É aqui, em Pedreira D ’Éça que
Carlos ouve a notícia de ter havido um golpe de Estado em Portugal, e que os
militares conhecidos como o grupo dos capitães, chefiados no terreno por
Salgueiro Maia, tinham tomado conta do poder e que Marcelo Caetano, primeiro
ministro de Portugal que tinha sucedido a Salazar, tinha fugido para o Brasil.
Dias depois,
os movimentos, que até aí, estavam completamente destroçados, reorganizaram-se
e começaram a entrar em Angola, sem qualquer intervenção militar portuguesa e,
começou a grande confusão.
Os movimentos
eram três, A FNLA de Holden Roberto; O MPLA de Agostinho Neto e a UNITA de
Jonas Savimbi. Todos queriam tomar conta dos quartéis portugueses e ficar com o
armamento português.
Havia ordens
do Alto-comissário de Portugal para Angola, o senhor Almirante Rosa Coutinho,
para não se oferecer resistência aos movimentos e que Portugal estava a
negociar a entrega pacífica das províncias aos respectivos movimentos.
Como em Angola
havia três movimentos, estava-se a preparar tudo para haver eleições democráticas,
controladas por Portugal.
Um dia,
aparece no quartel em
Pereira D ’Eça, uma delegação da UNITA, chefiada por um tal
Vaculucuta que foi falar com o capitão para fazerem uma mudança de poderes.

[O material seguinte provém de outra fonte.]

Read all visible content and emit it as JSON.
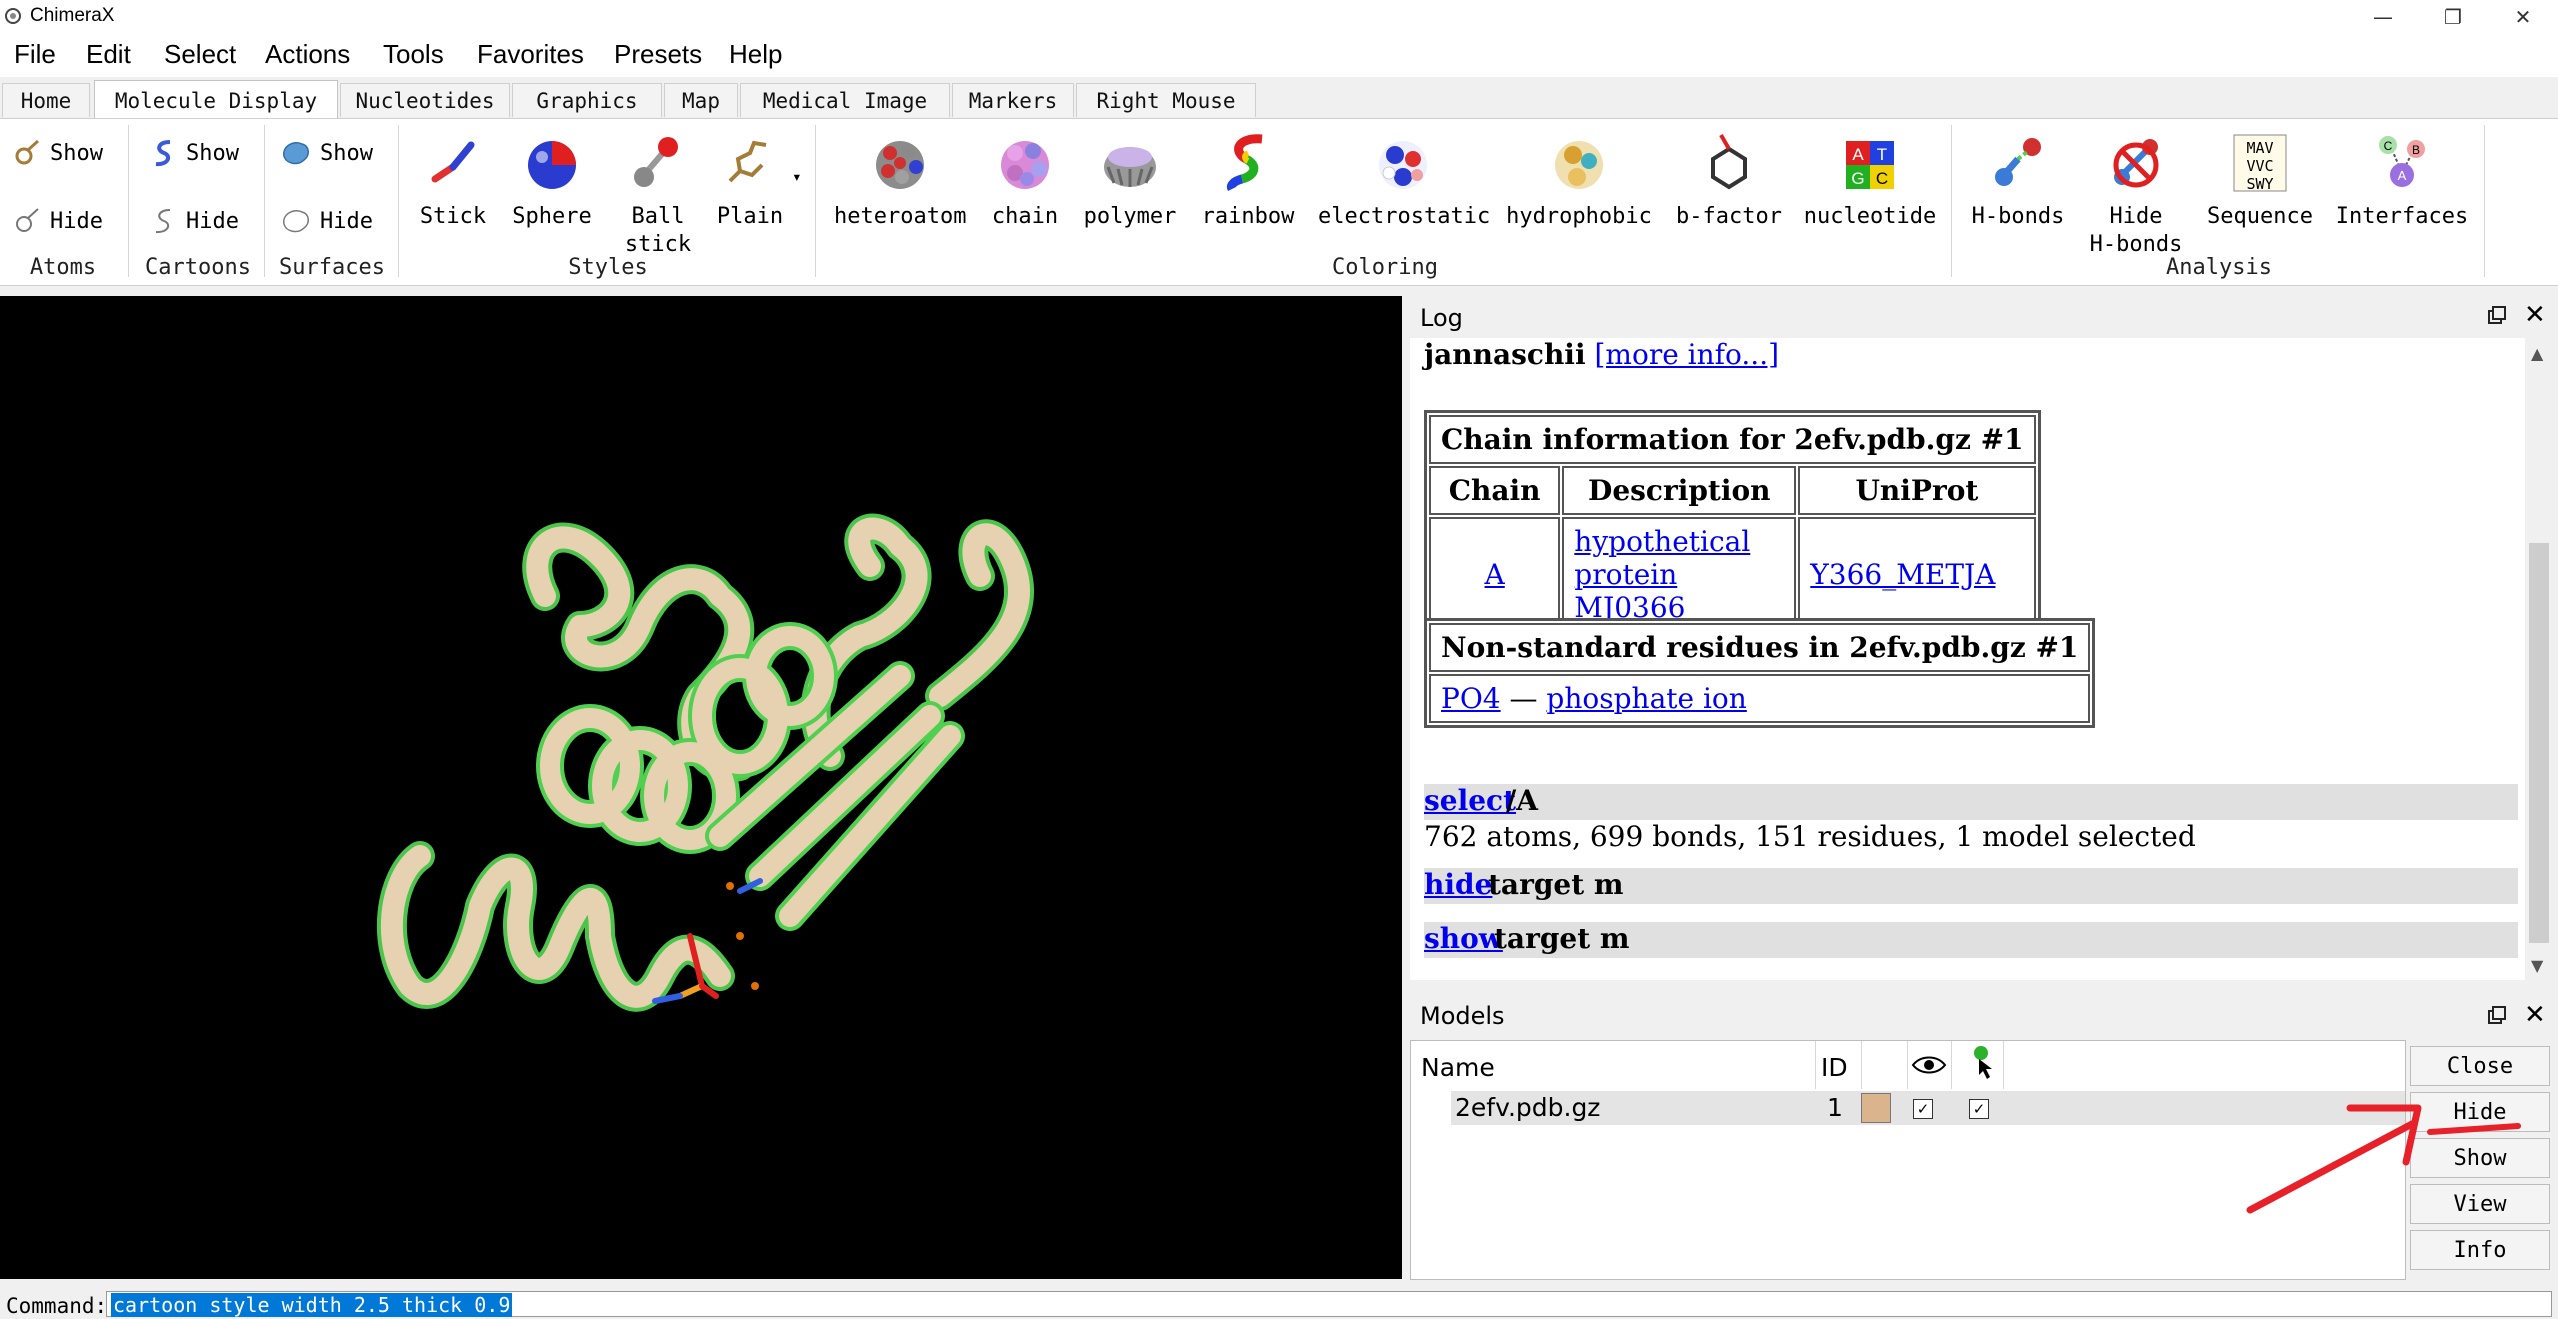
{
  "window": {
    "title": "ChimeraX"
  },
  "menubar": [
    "File",
    "Edit",
    "Select",
    "Actions",
    "Tools",
    "Favorites",
    "Presets",
    "Help"
  ],
  "tabs": [
    "Home",
    "Molecule Display",
    "Nucleotides",
    "Graphics",
    "Map",
    "Medical Image",
    "Markers",
    "Right Mouse"
  ],
  "active_tab": "Molecule Display",
  "ribbon": {
    "atoms": {
      "show": "Show",
      "hide": "Hide",
      "group": "Atoms"
    },
    "cartoons": {
      "show": "Show",
      "hide": "Hide",
      "group": "Cartoons"
    },
    "surfaces": {
      "show": "Show",
      "hide": "Hide",
      "group": "Surfaces"
    },
    "styles": {
      "group": "Styles",
      "stick": "Stick",
      "sphere": "Sphere",
      "ball1": "Ball",
      "ball2": "stick",
      "plain": "Plain"
    },
    "coloring": {
      "group": "Coloring",
      "heteroatom": "heteroatom",
      "chain": "chain",
      "polymer": "polymer",
      "rainbow": "rainbow",
      "electrostatic": "electrostatic",
      "hydrophobic": "hydrophobic",
      "bfactor": "b-factor",
      "nucleotide": "nucleotide"
    },
    "analysis": {
      "group": "Analysis",
      "hbonds": "H-bonds",
      "hide_hbonds1": "Hide",
      "hide_hbonds2": "H-bonds",
      "sequence": "Sequence",
      "interfaces": "Interfaces"
    }
  },
  "log": {
    "title": "Log",
    "organism": "jannaschii",
    "more_info": "[more info...]",
    "chain_table": {
      "caption": "Chain information for 2efv.pdb.gz #1",
      "headers": [
        "Chain",
        "Description",
        "UniProt"
      ],
      "row": [
        "A",
        "hypothetical protein MJ0366",
        "Y366_METJA"
      ]
    },
    "nonstd_table": {
      "caption": "Non-standard residues in 2efv.pdb.gz #1",
      "code": "PO4",
      "dash": "—",
      "name": "phosphate ion"
    },
    "commands": [
      {
        "cmd": "select",
        "args": "/A"
      },
      {
        "cmd": "hide",
        "args": "target m"
      },
      {
        "cmd": "show",
        "args": "target m"
      }
    ],
    "selection_result": "762 atoms, 699 bonds, 151 residues, 1 model selected"
  },
  "models": {
    "title": "Models",
    "headers": {
      "name": "Name",
      "id": "ID"
    },
    "row": {
      "name": "2efv.pdb.gz",
      "id": "1",
      "color": "#d9b48c"
    },
    "buttons": [
      "Close",
      "Hide",
      "Show",
      "View",
      "Info"
    ]
  },
  "command": {
    "label": "Command:",
    "value": "cartoon style width 2.5 thick 0.9"
  },
  "colors": {
    "selection_outline": "#4fd04f",
    "cartoon": "#e6d2b0",
    "annotation": "#e8202a",
    "link": "#0000ee"
  }
}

Carlos não sabe o que se passou, mas sabe o que o seu capitão fez e muito bem.
O capitão da
companhia de Carlos, não estava na disposição de entregar a sua companhia aos
movimentos de libertação.
Assim, mandou
reunir a companhia e em coluna militar segui para Sá-da-Bandeira, onde entregou
a companhia com todo o material e pessoal aos seus superiores do RI nº 22.